We use the UCI Bike Sharing Dataset which includes daily and hourly aggregated bike rental data from a system in Washington, D.C.



## 📁 Dataset Description

==========================================
Bike Sharing Dataset
==========================================

Hadi Fanaee-T

Laboratory of Artificial Intelligence and Decision Support (LIAAD), University of Porto
INESC Porto, Campus da FEUP
Rua Dr. Roberto Frias, 378
4200 - 465 Porto, Portugal


=========================================
Background 
=========================================

Bike sharing systems are new generation of traditional bike rentals where whole process from membership, rental and return 
back has become automatic. Through these systems, user is able to easily rent a bike from a particular position and return 
back at another position. Currently, there are about over 500 bike-sharing programs around the world which is composed of 
over 500 thousands bicycles. Today, there exists great interest in these systems due to their important role in traffic, 
environmental and health issues. 

Apart from interesting real world applications of bike sharing systems, the char...

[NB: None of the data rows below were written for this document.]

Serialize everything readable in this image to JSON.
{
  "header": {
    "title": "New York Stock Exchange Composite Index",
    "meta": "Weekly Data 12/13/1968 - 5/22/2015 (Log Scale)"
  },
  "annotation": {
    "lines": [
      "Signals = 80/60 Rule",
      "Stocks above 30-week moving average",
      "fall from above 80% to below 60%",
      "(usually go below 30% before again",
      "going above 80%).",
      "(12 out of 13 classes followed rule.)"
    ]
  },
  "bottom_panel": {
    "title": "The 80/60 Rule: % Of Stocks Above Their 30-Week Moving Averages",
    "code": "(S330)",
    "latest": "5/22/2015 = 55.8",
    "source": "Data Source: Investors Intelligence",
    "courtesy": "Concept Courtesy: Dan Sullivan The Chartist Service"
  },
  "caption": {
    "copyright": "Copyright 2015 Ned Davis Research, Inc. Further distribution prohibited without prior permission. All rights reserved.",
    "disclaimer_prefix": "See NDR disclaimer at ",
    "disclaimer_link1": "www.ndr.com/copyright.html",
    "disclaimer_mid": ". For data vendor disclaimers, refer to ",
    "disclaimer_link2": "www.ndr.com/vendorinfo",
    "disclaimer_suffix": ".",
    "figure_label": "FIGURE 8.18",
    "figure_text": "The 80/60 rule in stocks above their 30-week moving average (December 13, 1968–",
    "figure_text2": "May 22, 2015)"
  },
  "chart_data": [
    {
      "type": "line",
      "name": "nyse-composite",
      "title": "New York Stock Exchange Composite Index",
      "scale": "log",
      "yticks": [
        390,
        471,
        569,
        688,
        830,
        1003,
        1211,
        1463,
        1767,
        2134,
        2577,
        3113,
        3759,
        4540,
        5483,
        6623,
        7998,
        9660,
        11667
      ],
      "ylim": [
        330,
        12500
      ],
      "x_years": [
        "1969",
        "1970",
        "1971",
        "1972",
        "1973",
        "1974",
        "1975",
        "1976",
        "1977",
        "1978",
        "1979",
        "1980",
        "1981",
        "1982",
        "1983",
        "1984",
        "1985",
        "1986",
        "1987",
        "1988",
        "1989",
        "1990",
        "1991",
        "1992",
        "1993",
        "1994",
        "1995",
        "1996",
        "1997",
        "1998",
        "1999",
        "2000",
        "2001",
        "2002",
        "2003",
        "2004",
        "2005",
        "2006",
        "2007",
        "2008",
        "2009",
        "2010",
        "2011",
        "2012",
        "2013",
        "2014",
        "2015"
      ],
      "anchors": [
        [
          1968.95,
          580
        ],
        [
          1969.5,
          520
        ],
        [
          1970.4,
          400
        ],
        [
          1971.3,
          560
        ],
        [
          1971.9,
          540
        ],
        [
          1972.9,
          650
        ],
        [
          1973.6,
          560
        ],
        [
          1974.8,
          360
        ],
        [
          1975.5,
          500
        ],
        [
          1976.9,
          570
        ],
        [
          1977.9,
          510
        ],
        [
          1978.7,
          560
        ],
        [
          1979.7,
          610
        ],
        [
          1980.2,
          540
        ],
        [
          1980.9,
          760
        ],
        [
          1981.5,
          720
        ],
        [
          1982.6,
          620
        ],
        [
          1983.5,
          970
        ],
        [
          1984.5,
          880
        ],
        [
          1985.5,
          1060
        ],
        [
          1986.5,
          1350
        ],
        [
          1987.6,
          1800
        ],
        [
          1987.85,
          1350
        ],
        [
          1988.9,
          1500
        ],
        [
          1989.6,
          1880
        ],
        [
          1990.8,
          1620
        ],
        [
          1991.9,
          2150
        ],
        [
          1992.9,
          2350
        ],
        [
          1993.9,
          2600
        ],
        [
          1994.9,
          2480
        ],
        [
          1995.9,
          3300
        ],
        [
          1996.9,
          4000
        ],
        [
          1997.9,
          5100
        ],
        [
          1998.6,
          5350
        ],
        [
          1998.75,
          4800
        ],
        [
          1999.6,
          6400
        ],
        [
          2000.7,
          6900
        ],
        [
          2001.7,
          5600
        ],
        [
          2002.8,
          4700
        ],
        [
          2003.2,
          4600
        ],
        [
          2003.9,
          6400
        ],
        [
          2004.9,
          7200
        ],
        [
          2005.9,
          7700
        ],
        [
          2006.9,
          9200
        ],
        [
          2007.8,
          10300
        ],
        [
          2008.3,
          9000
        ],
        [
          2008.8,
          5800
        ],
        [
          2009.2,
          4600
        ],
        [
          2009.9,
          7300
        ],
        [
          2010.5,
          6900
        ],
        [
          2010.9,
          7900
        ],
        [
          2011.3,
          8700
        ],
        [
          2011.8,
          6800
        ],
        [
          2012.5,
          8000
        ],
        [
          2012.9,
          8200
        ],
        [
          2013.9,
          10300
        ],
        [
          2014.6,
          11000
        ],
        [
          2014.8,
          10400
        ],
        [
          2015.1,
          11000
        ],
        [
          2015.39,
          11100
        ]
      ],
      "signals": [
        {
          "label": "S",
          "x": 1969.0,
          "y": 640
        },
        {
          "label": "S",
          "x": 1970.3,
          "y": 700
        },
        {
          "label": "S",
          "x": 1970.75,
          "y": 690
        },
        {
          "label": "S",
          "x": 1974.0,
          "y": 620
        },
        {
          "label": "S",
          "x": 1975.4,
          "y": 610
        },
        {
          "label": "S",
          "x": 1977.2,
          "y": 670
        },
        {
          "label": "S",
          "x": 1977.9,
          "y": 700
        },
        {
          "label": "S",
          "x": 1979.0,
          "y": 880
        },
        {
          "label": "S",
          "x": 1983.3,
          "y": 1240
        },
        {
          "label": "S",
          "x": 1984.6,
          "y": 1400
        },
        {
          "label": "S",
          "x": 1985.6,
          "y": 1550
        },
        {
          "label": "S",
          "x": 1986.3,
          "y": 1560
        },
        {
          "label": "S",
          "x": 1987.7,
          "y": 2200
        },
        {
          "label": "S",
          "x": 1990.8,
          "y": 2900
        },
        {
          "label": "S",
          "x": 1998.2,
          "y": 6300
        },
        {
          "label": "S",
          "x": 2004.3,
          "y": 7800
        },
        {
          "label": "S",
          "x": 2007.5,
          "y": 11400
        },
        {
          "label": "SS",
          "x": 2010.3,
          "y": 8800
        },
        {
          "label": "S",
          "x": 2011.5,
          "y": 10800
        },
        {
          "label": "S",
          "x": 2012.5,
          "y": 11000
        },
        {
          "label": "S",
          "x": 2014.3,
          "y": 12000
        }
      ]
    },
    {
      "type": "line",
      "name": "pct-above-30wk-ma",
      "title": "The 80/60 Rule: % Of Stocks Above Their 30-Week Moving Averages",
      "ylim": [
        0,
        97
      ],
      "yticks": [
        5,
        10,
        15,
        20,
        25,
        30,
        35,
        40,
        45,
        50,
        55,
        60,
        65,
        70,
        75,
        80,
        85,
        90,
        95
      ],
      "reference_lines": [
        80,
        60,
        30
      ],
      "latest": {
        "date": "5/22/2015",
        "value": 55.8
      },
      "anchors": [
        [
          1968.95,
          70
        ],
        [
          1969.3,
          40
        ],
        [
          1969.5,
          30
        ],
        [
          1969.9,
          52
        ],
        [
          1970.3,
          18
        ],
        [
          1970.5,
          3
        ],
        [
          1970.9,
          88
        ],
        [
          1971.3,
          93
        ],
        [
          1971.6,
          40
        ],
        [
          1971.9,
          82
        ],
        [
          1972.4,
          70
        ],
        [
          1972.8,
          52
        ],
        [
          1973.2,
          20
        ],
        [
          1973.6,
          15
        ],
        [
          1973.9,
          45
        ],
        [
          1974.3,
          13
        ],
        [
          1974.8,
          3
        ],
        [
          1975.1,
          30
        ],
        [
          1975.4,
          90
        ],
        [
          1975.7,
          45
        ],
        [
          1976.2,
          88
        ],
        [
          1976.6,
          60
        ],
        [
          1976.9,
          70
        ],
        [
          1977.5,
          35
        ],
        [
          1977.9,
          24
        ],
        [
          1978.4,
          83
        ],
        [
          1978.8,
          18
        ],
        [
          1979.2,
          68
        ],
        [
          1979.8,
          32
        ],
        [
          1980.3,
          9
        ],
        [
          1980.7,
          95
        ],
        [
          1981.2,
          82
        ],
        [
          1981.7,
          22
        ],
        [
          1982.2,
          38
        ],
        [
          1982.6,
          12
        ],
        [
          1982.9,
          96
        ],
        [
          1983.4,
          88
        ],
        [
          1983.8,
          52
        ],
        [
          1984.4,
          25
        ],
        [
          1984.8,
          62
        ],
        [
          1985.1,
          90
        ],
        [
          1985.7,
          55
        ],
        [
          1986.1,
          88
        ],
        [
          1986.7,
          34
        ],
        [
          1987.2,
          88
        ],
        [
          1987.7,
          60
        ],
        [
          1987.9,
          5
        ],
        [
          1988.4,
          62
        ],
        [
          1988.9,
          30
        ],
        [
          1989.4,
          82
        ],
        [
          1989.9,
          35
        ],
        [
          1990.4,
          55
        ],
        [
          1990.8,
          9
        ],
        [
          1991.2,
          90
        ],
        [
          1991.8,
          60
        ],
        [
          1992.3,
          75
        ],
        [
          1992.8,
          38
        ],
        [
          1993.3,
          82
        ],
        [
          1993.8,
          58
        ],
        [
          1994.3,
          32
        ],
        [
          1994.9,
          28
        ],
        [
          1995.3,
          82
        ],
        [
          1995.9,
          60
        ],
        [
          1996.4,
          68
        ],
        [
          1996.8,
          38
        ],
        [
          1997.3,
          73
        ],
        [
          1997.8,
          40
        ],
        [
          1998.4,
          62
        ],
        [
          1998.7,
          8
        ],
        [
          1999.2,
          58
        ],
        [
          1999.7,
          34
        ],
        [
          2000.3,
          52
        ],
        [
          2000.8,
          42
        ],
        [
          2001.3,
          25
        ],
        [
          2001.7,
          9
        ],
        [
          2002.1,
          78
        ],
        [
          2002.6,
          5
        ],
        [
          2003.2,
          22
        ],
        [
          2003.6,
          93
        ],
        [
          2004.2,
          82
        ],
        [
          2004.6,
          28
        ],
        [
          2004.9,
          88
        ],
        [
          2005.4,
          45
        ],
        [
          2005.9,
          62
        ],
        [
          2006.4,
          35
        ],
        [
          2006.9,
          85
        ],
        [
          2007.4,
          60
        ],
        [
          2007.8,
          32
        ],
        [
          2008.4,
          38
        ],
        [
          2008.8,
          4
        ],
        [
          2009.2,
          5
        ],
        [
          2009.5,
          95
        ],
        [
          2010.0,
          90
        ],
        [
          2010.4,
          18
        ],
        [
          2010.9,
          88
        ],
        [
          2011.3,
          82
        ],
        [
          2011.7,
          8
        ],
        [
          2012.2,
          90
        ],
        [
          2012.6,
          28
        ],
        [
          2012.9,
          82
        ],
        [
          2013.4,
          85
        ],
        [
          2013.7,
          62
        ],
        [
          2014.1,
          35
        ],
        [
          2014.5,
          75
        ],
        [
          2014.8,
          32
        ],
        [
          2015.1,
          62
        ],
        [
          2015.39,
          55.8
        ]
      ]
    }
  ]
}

We will primarily use the `day.csv` and `hour.csv` datasets which include features such as:
- Season, holiday, working day
- Weather situation
- Temperature, humidity, wind speed
- Casual and registered users


In [None]:

import pandas as pd

# Load datasets
day_df = pd.read_csv("day.csv")
hour_df = pd.read_csv("hour.csv")

# Display first few rows
day_df.head()


In [None]:

import matplotlib.pyplot as plt
import seaborn as sns

# Plot rental counts by season
sns.boxplot(data=day_df, x='season', y='cnt')
plt.title('Rental Demand by Season')
plt.show()


In [None]:

# Convert date column to datetime
day_df['dteday'] = pd.to_datetime(day_df['dteday'])
day_df['year'] = day_df['dteday'].dt.year
day_df['month'] = day_df['dteday'].dt.month

# Encode categorical variables
categorical_features = ['season', 'weathersit', 'holiday', 'workingday']
day_df = pd.get_dummies(day_df, columns=categorical_features, drop_first=True)

day_df.head()


In [None]:

from sklearn.model_selection import train_test_split
from sklearn.ensemble import RandomForestRegressor
from sklearn.metrics import mean_squared_error, r2_score

# Features and target
X = day_df.drop(['instant', 'dteday', 'casual', 'registered', 'cnt'], axis=1)
y = day_df['cnt']

# Split data
X_train, X_test, y_train, y_test = train_test_split(X, y, test_size=0.2, random_state=42)

# Train model
model = RandomForestRegressor(n_estimators=100, random_state=42)
model.fit(X_train, y_train)

# Predict and evaluate
y_pred = model.predict(X_test)
rmse = mean_squared_error(y_test, y_pred, squared=False)
r2 = r2_score(y_test, y_pred)

print(f"RMSE: {rmse:.2f}")
print(f"R^2 Score: {r2:.2f}")



## ✅ Conclusion

- The bike rental demand shows clear patterns based on season and weather.
- A Random Forest model provides a good prediction baseline with strong performance metrics.
- This model can help optimize resource allocation for bike sharing systems.

Further improvements could include hyperparameter tuning, additional time series modeling, and usage of the `hour.csv` dataset.